From the moment it was unveiled inside the Spanish Pavilion at the Paris International Exhibition of 1937, Guernica ignited the interest of every beholder, either through its standing as Picasso’s latest and biggest work — due to its unusual size compared with the rest of the artist’s work — or its clear political undercurrent and the immediate recognition of its symbolic value. Just months after the exhibition ended, in the spring of 1938, Guernica joined a collective touring exhibition around several Scandinavian cities which assembled the work of four pre-eminent artists from the modern art milieu of Paris: Henri Matisse, Pablo Picasso, Georges Braque and Henri Laurens.
As one of Picasso’s most recent works, in 1938 Guernica was part of an exhibition which displayed works by four eminent artists who were integral to the renewal of plastic language — in painting and sculpture — at the beginning of the 20th century, and within the paradigm of modernity (and classicism) in French art. The promoter of the show was Walther Halvorsen (1887–1972), an artist who had lived in Paris since 1909 and worked as a critic and correspondent for a range of art publications. Due to his lengthy spells in the French capital, and through the ties he built with museum institutions and galleries, in both Norway, his country of origin, and Paris, Halvorsen became a key component of the dissemination of French art in Scandinavia, spanning Impressionism, the Fauvists and Cubism.
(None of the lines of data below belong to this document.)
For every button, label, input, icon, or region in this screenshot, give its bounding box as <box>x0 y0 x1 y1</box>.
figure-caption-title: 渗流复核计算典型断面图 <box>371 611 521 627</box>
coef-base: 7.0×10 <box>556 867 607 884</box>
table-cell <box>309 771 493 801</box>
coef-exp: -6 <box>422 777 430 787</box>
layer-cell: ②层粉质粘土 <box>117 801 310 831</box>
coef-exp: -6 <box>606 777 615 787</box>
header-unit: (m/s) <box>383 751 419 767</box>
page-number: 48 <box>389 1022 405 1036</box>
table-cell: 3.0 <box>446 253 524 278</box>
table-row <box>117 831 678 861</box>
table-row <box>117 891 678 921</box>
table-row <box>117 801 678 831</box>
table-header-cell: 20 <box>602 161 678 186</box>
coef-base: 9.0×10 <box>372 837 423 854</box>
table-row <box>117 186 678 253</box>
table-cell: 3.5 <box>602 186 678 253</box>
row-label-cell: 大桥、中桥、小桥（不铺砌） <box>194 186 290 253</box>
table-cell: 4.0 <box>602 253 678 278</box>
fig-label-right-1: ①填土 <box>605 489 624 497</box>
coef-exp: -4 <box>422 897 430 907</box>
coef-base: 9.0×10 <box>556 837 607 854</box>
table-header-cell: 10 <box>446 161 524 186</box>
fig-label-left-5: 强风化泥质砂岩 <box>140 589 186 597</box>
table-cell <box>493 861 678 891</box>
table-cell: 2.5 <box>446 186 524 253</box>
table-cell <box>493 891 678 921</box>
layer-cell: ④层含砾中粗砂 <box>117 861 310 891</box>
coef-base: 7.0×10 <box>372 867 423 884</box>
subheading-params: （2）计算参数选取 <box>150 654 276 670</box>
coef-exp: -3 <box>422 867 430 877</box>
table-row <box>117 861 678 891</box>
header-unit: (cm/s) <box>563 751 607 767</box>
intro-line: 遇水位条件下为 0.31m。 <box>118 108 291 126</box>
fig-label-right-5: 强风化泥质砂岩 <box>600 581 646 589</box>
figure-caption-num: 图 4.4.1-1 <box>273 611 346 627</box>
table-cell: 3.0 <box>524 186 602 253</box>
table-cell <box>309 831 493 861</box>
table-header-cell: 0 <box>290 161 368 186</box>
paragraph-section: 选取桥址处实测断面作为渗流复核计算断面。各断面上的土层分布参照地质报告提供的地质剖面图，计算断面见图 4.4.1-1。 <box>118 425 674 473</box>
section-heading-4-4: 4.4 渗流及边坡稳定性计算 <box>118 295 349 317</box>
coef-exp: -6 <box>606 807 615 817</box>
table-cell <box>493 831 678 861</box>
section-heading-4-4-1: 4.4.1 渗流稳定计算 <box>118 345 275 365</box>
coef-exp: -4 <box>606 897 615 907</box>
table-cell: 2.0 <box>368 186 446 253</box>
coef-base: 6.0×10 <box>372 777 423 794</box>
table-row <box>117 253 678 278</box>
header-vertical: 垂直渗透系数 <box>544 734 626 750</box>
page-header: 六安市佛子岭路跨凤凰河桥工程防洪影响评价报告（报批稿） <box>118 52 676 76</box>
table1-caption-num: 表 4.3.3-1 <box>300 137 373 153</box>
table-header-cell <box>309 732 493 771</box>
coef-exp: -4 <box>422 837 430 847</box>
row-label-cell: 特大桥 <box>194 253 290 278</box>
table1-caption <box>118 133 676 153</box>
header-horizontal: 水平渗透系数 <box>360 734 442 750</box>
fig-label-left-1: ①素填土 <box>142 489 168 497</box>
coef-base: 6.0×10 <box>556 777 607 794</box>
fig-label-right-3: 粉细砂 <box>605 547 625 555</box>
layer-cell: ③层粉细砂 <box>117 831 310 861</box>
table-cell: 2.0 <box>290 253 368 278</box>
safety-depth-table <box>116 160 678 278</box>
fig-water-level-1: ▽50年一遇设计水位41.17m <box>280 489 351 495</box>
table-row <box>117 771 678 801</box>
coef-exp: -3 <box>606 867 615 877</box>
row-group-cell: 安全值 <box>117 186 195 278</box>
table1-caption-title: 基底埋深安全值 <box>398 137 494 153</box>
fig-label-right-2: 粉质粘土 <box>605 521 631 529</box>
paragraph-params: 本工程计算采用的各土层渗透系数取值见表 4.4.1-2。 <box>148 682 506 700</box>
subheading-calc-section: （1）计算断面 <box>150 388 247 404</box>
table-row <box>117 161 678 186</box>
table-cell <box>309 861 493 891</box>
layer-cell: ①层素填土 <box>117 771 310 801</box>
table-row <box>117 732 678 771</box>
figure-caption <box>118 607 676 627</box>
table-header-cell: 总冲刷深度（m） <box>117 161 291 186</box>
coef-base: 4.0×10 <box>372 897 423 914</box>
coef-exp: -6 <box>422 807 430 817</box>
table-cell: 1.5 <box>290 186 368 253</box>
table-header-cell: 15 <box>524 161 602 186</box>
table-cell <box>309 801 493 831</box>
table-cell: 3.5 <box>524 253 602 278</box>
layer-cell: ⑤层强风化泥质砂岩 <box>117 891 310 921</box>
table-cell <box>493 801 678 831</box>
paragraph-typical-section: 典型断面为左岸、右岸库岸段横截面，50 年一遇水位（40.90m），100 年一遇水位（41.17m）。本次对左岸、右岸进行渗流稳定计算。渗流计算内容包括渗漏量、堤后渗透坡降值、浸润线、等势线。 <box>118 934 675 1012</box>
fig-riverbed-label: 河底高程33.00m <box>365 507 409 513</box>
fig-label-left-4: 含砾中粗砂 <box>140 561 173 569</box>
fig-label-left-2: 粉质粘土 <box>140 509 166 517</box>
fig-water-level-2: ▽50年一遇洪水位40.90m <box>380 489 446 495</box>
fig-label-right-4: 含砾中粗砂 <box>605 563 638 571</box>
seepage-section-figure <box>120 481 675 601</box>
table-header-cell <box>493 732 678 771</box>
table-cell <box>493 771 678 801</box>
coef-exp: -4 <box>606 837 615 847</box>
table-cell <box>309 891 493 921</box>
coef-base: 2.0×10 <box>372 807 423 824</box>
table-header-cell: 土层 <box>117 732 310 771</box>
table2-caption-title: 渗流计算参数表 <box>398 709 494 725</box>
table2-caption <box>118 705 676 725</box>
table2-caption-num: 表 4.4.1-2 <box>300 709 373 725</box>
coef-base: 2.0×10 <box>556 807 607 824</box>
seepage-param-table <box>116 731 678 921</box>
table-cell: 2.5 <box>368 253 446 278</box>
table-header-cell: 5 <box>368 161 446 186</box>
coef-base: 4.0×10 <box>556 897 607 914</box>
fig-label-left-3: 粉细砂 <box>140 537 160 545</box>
Halvorsen’s ambitious exhibition programme in 1938 was welcomed by the Kunstnernes Hus, in Oslo, the Statens Museum for Kunst, Copenhagen, and Stockhom’s Liljevalchs Konsthall. The first letters to make mention of the exhibition and its touring venues are dated October 1937, with the French press also writing about it and reporting that Guernica, on display in the Spanish Pavilion, was to be part of a circulating show which would take in Scandinavian countries. The correspondence between different organisers and institutions with an interest demonstrates the urgency of the arrangements and the possibilities being discussed to take the exhibition to both Gothenburg and Helsingfors.
Matisse, Picasso and Braque all had ties with Paul Rosenberg’s gallery, while Laurens had been at the gallery of his brother, Léonce Rosenberg. The bulk of the works presented by these four artists were dated between 1920 and 1937, and the aim was to employ them to set forth a consideration of temperate classicism, primarily touching on intimate themes to underscore the balance between drawing and colour, forms and volumes. The exhibition constituted soothing art with an amateur, dilettante viewer in mind, as well as collectors and artists, and was representative of a time before the war that was preceded by the ruptures of the avant-garde and the First World War.
As portrayed in the exhibition catalogue and the installation photos in different museums, Guernica appeared the most displaced of the ensemble of works on display – its apparent political disruption, inserted in a chronological account of Picasso’s oeuvre, foresaw a rehearsal for the painting’s exhibition possibilities and its museumization, just one year later, in New York’s Museum of Modern Art.